Of course, obviously there are many features that mark the differences between sports betting and market trading, but I wish to single out two most important ones: the first is the time factor, which I have discussed in my previous article on this topic; the second is the inability to liquidate a sports bet subsequent to buying it: one either wins or he loses everything. This is opposed to the stock market which provides a continuous spectrum of prices over time and allows one to dispose of any purchase easily, without having to wait for any milestone. It would be great if one could do so for sports betting: for example, the Czech Republic was a 2.9:1 longshot to top its group; however after its 3-0 thrashing of the US its odds has been shortened to 1.9:1. Imagine if a bettor (such as me) had put money early on the long odds and then watched it shorten down: if there existed a secondary market for sports bets, I would have been able to sell off at a profit, without having to wait for the all-or-nothing outcome several days later.
4 Comments:
Interesting post and obviously there are analogies between betting and investing.
Munger or Buffett recently distinguished between betting and insurance, by pointing out that insurance performed a necessary function; betting does not.
I am reminded of one of the highest IQ people I have known (who was earning some colosssal salary in the States doing the statistical work for a marketing firm) who spent three months full time trying to beat the odds at blackjack in Las Vegas. I asked him how it had gone on. He said he had "only" lost $8,000, and that had covered the enjoyment he had got (along with the free drinks and so on they give high rollers). (Just incidentally to this read a book by Al Alvarez called The Biggest Game in Town - an absolute classic on the top poker players with great stories such as how one top player would eg bet $100,000 against a better opponent at golf on who could sink the next putt; the thought of losing $100,000 would so put the better player off that he could not concentrate, and would duff the stroke).
The point I am trying to make is betting is unnecessary, so unless you are a genuine expert (very very few) simply don't do it, if your intention is to make money. If you have to bet on the WC, and don't want to send your money down the WC, why not just drastically scale things down and just bet with $5 bets.

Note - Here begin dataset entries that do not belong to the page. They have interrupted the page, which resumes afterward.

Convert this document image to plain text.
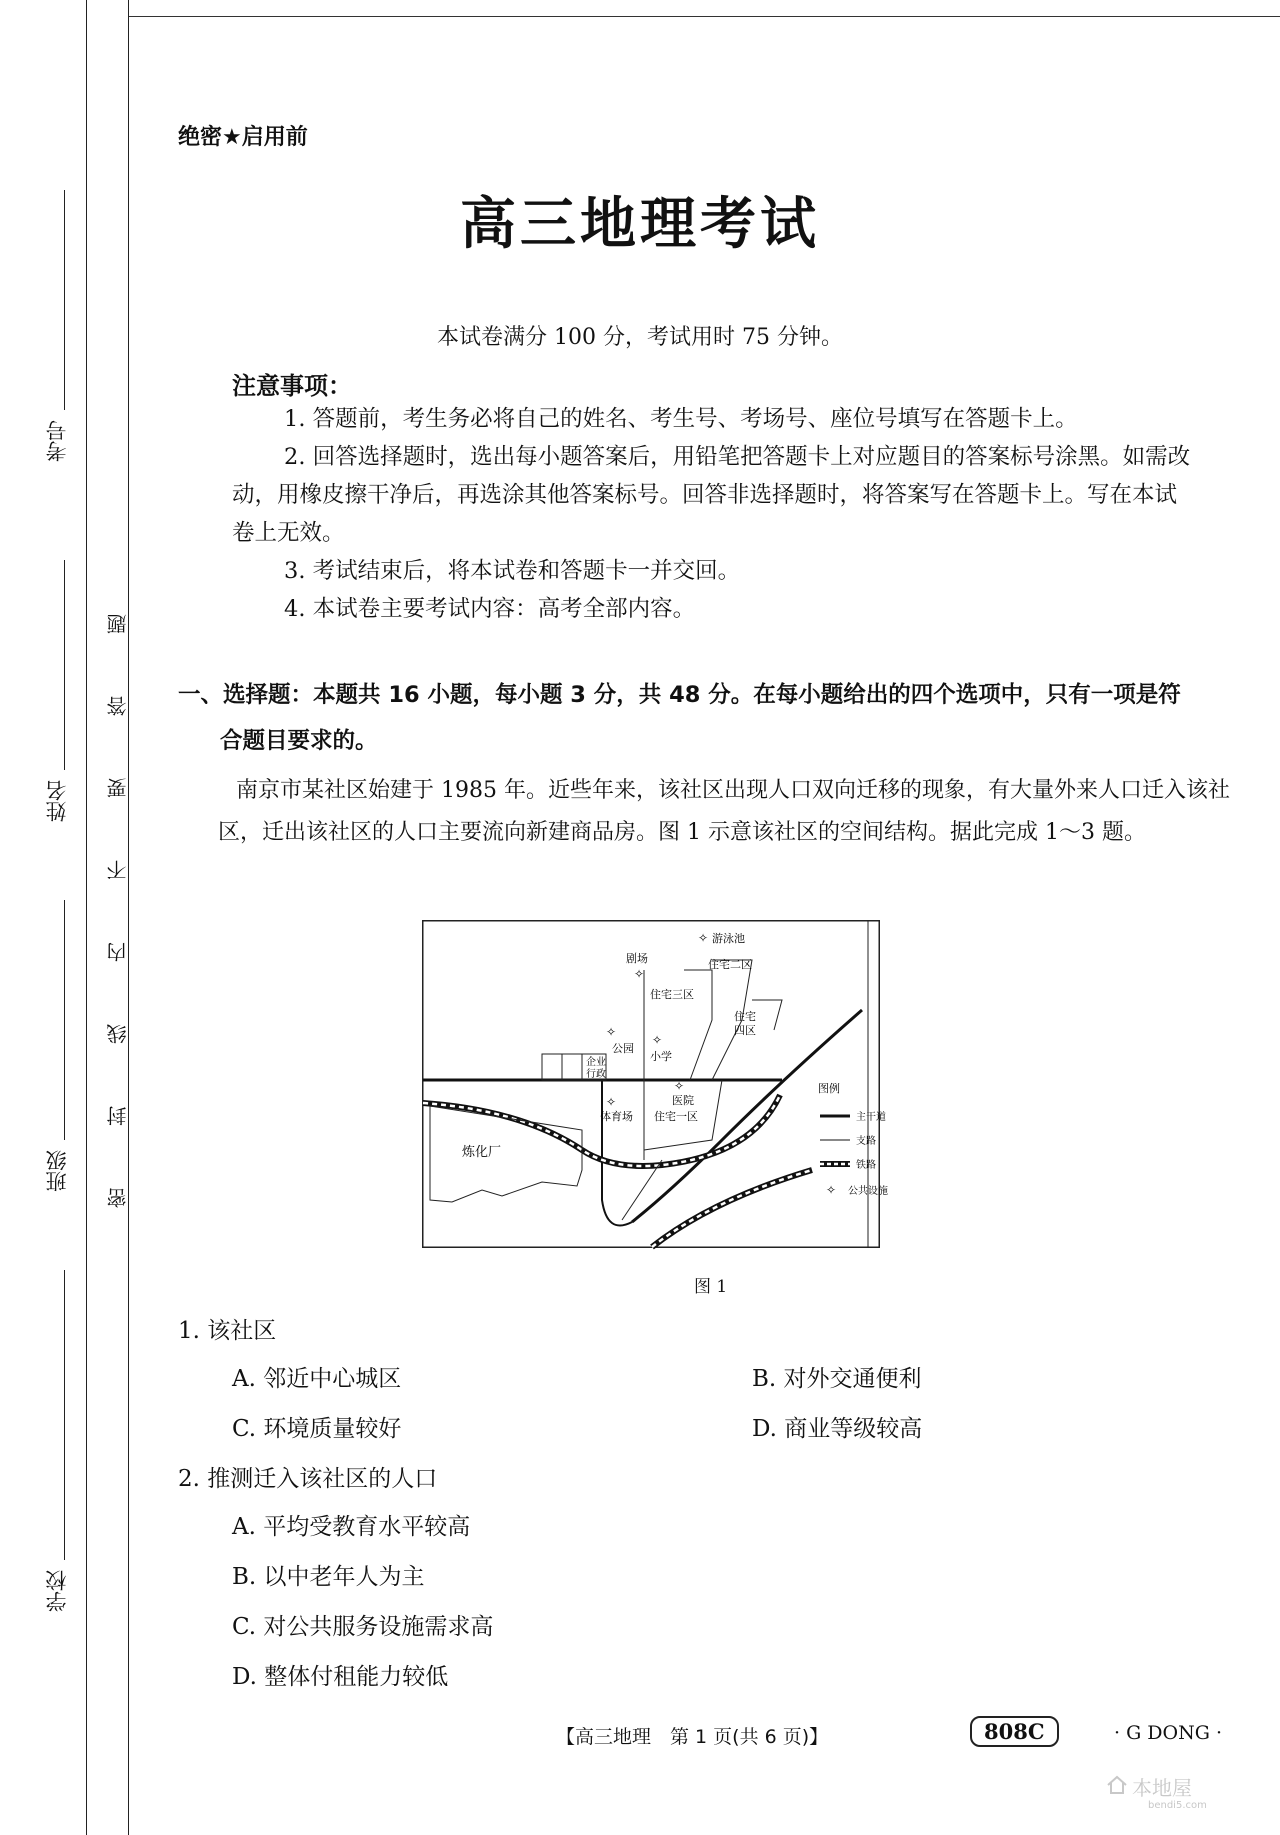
考号
姓名
班级
学校
密
封
线
内
不
要
答
题
绝密★启用前
高三地理考试
本试卷满分 100 分，考试用时 75 分钟。
注意事项：

1. 答题前，考生务必将自己的姓名、考生号、考场号、座位号填写在答题卡上。

2. 回答选择题时，选出每小题答案后，用铅笔把答题卡上对应题目的答案标号涂黑。如需改动，用橡皮擦干净后，再选涂其他答案标号。回答非选择题时，将答案写在答题卡上。写在本试卷上无效。

3. 考试结束后，将本试卷和答题卡一并交回。

4. 本试卷主要考试内容：高考全部内容。

一、选择题：本题共 16 小题，每小题 3 分，共 48 分。在每小题给出的四个选项中，只有一项是符
合题目要求的。
南京市某社区始建于 1985 年。近些年来，该社区出现人口双向迁移的现象，有大量外来人口迁入该社区，迁出该社区的人口主要流向新建商品房。图 1 示意该社区的空间结构。据此完成 1～3 题。
炼化厂
企业
行政
✧ 游泳池
剧场
✧
住宅二区
住宅三区
住宅
四区
✧
公园
✧
小学
✧
医院
✧
体育场 住宅一区
图例
主干道
支路
铁路
✧ 公共设施
图 1
1. 该社区
A. 邻近中心城区	B. 对外交通便利
C. 环境质量较好	D. 商业等级较高
2. 推测迁入该社区的人口
A. 平均受教育水平较高
B. 以中老年人为主
C. 对公共服务设施需求高
D. 整体付租能力较低
【高三地理　第 1 页(共 6 页)】	808C	· G DONG ·
本地屋
bendi5.com
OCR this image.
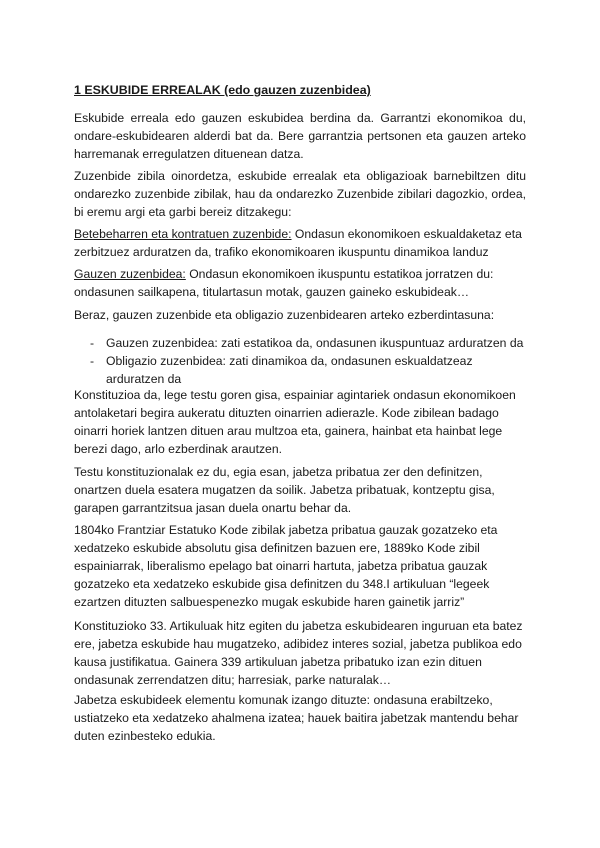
1 ESKUBIDE ERREALAK (edo gauzen zuzenbidea)

Eskubide erreala edo gauzen eskubidea berdina da. Garrantzi ekonomikoa du, ondare-eskubidearen alderdi bat da. Bere garrantzia pertsonen eta gauzen arteko harremanak erregulatzen dituenean datza.

Zuzenbide zibila oinordetza, eskubide errealak eta obligazioak barnebiltzen ditu ondarezko zuzenbide zibilak, hau da ondarezko Zuzenbide zibilari dagozkio, ordea, bi eremu argi eta garbi bereiz ditzakegu:

Betebeharren eta kontratuen zuzenbide: Ondasun ekonomikoen eskualdaketaz eta zerbitzuez arduratzen da, trafiko ekonomikoaren ikuspuntu dinamikoa landuz

Gauzen zuzenbidea: Ondasun ekonomikoen ikuspuntu estatikoa jorratzen du: ondasunen sailkapena, titulartasun motak, gauzen gaineko eskubideak…

Beraz, gauzen zuzenbide eta obligazio zuzenbidearen arteko ezberdintasuna:

- Gauzen zuzenbidea: zati estatikoa da, ondasunen ikuspuntuaz arduratzen da
- Obligazio zuzenbidea: zati dinamikoa da, ondasunen eskualdatzeaz arduratzen da

Konstituzioa da, lege testu goren gisa, espainiar agintariek ondasun ekonomikoen antolaketari begira aukeratu dituzten oinarrien adierazle. Kode zibilean badago oinarri horiek lantzen dituen arau multzoa eta, gainera, hainbat eta hainbat lege berezi dago, arlo ezberdinak arautzen.

Testu konstituzionalak ez du, egia esan, jabetza pribatua zer den definitzen, onartzen duela esatera mugatzen da soilik. Jabetza pribatuak, kontzeptu gisa, garapen garrantzitsua jasan duela onartu behar da.

1804ko Frantziar Estatuko Kode zibilak jabetza pribatua gauzak gozatzeko eta xedatzeko eskubide absolutu gisa definitzen bazuen ere, 1889ko Kode zibil espainiarrak, liberalismo epelago bat oinarri hartuta, jabetza pribatua gauzak gozatzeko eta xedatzeko eskubide gisa definitzen du 348.I artikuluan “legeek ezartzen dituzten salbuespenezko mugak eskubide haren gainetik jarriz”

Konstituzioko 33. Artikuluak hitz egiten du jabetza eskubidearen inguruan eta batez ere, jabetza eskubide hau mugatzeko, adibidez interes sozial, jabetza publikoa edo kausa justifikatua. Gainera 339 artikuluan jabetza pribatuko izan ezin dituen ondasunak zerrendatzen ditu; harresiak, parke naturalak…

Jabetza eskubideek elementu komunak izango dituzte: ondasuna erabiltzeko, ustiatzeko eta xedatzeko ahalmena izatea; hauek baitira jabetzak mantendu behar duten ezinbesteko edukia.
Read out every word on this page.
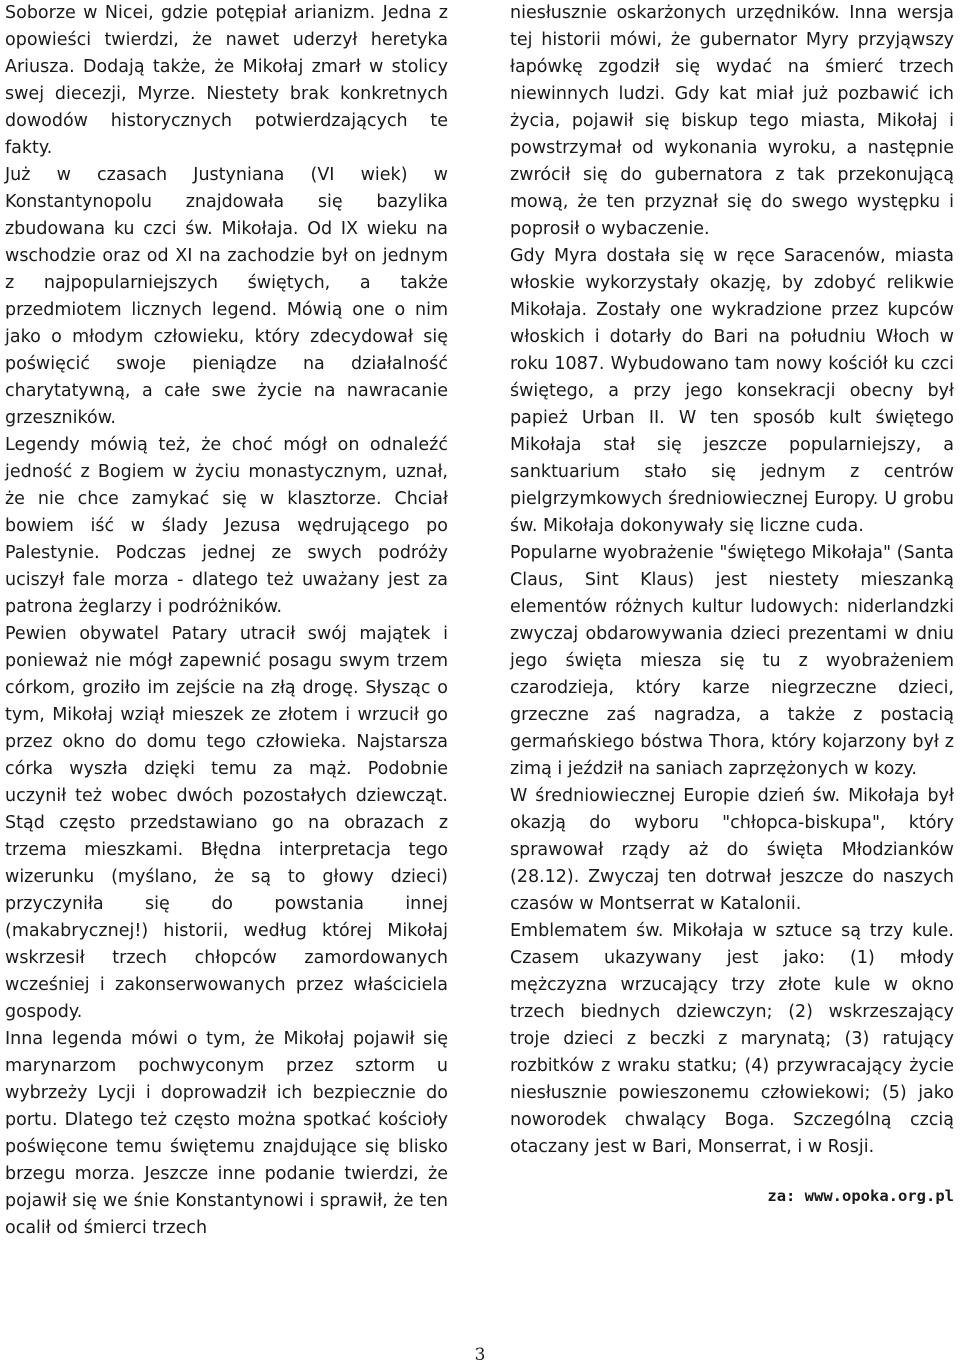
Soborze w Nicei, gdzie potępiał arianizm. Jedna z opowieści twierdzi, że nawet uderzył heretyka Ariusza. Dodają także, że Mikołaj zmarł w stolicy swej diecezji, Myrze. Niestety brak konkretnych dowodów historycznych potwierdzających te fakty.

Już w czasach Justyniana (VI wiek) w Konstantynopolu znajdowała się bazylika zbudowana ku czci św. Mikołaja. Od IX wieku na wschodzie oraz od XI na zachodzie był on jednym z najpopularniejszych świętych, a także przedmiotem licznych legend. Mówią one o nim jako o młodym człowieku, który zdecydował się poświęcić swoje pieniądze na działalność charytatywną, a całe swe życie na nawracanie grzeszników.

Legendy mówią też, że choć mógł on odnaleźć jedność z Bogiem w życiu monastycznym, uznał, że nie chce zamykać się w klasztorze. Chciał bowiem iść w ślady Jezusa wędrującego po Palestynie. Podczas jednej ze swych podróży uciszył fale morza - dlatego też uważany jest za patrona żeglarzy i podróżników.

Pewien obywatel Patary utracił swój majątek i ponieważ nie mógł zapewnić posagu swym trzem córkom, groziło im zejście na złą drogę. Słysząc o tym, Mikołaj wziął mieszek ze złotem i wrzucił go przez okno do domu tego człowieka. Najstarsza córka wyszła dzięki temu za mąż. Podobnie uczynił też wobec dwóch pozostałych dziewcząt. Stąd często przedstawiano go na obrazach z trzema mieszkami. Błędna interpretacja tego wizerunku (myślano, że są to głowy dzieci) przyczyniła się do powstania innej (makabrycznej!) historii, według której Mikołaj wskrzesił trzech chłopców zamordowanych wcześniej i zakonserwowanych przez właściciela gospody.

Inna legenda mówi o tym, że Mikołaj pojawił się marynarzom pochwyconym przez sztorm u wybrzeży Lycji i doprowadził ich bezpiecznie do portu. Dlatego też często można spotkać kościoły poświęcone temu świętemu znajdujące się blisko brzegu morza. Jeszcze inne podanie twierdzi, że pojawił się we śnie Konstantynowi i sprawił, że ten ocalił od śmierci trzech

niesłusznie oskarżonych urzędników. Inna wersja tej historii mówi, że gubernator Myry przyjąwszy łapówkę zgodził się wydać na śmierć trzech niewinnych ludzi. Gdy kat miał już pozbawić ich życia, pojawił się biskup tego miasta, Mikołaj i powstrzymał od wykonania wyroku, a następnie zwrócił się do gubernatora z tak przekonującą mową, że ten przyznał się do swego występku i poprosił o wybaczenie.

Gdy Myra dostała się w ręce Saracenów, miasta włoskie wykorzystały okazję, by zdobyć relikwie Mikołaja. Zostały one wykradzione przez kupców włoskich i dotarły do Bari na południu Włoch w roku 1087. Wybudowano tam nowy kościół ku czci świętego, a przy jego konsekracji obecny był papież Urban II. W ten sposób kult świętego Mikołaja stał się jeszcze popularniejszy, a sanktuarium stało się jednym z centrów pielgrzymkowych średniowiecznej Europy. U grobu św. Mikołaja dokonywały się liczne cuda.

Popularne wyobrażenie "świętego Mikołaja" (Santa Claus, Sint Klaus) jest niestety mieszanką elementów różnych kultur ludowych: niderlandzki zwyczaj obdarowywania dzieci prezentami w dniu jego święta miesza się tu z wyobrażeniem czarodzieja, który karze niegrzeczne dzieci, grzeczne zaś nagradza, a także z postacią germańskiego bóstwa Thora, który kojarzony był z zimą i jeździł na saniach zaprzężonych w kozy.

W średniowiecznej Europie dzień św. Mikołaja był okazją do wyboru "chłopca-biskupa", który sprawował rządy aż do święta Młodzianków (28.12). Zwyczaj ten dotrwał jeszcze do naszych czasów w Montserrat w Katalonii.

Emblematem św. Mikołaja w sztuce są trzy kule. Czasem ukazywany jest jako: (1) młody mężczyzna wrzucający trzy złote kule w okno trzech biednych dziewczyn; (2) wskrzeszający troje dzieci z beczki z marynatą; (3) ratujący rozbitków z wraku statku; (4) przywracający życie niesłusznie powieszonemu człowiekowi; (5) jako noworodek chwalący Boga. Szczególną czcią otaczany jest w Bari, Monserrat, i w Rosji.

za: www.opoka.org.pl

3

Having said all that I've said, I only place relatively small amounts on sports/WC betting. The greatest issue I have with gambling is that it is an all-or-nothing situation. Some people think it's great that they can say, make 20% return so quickly (say, betting on France to beat Korea), but they forget that if they lose the bet, ALL capital is wiped out (as compared with the stock market, where worse come to worse, you might lose 50% if the stock comes up with a really bad profit warning).
And of course, gambling is essentially short-term in nature, which means it's so much more about luck than anything else; compared to investing, where short-term it's also about luck (random component) but long-term it's about fundamentals (systematic component).
To use probability in both gambling and investing is not for everyone. People may use probability if they understand probability and it's worth the effort to use probability.
For me, I may use probabiltiy in investing and not so in gambling due to the small gambling stakes.
Sound gambling and correct investing may go hand-in-hand in theory. In practice, it is difficult to carry one's conditioned behaviour in one activity to the other.
Gambling and investing are a little different.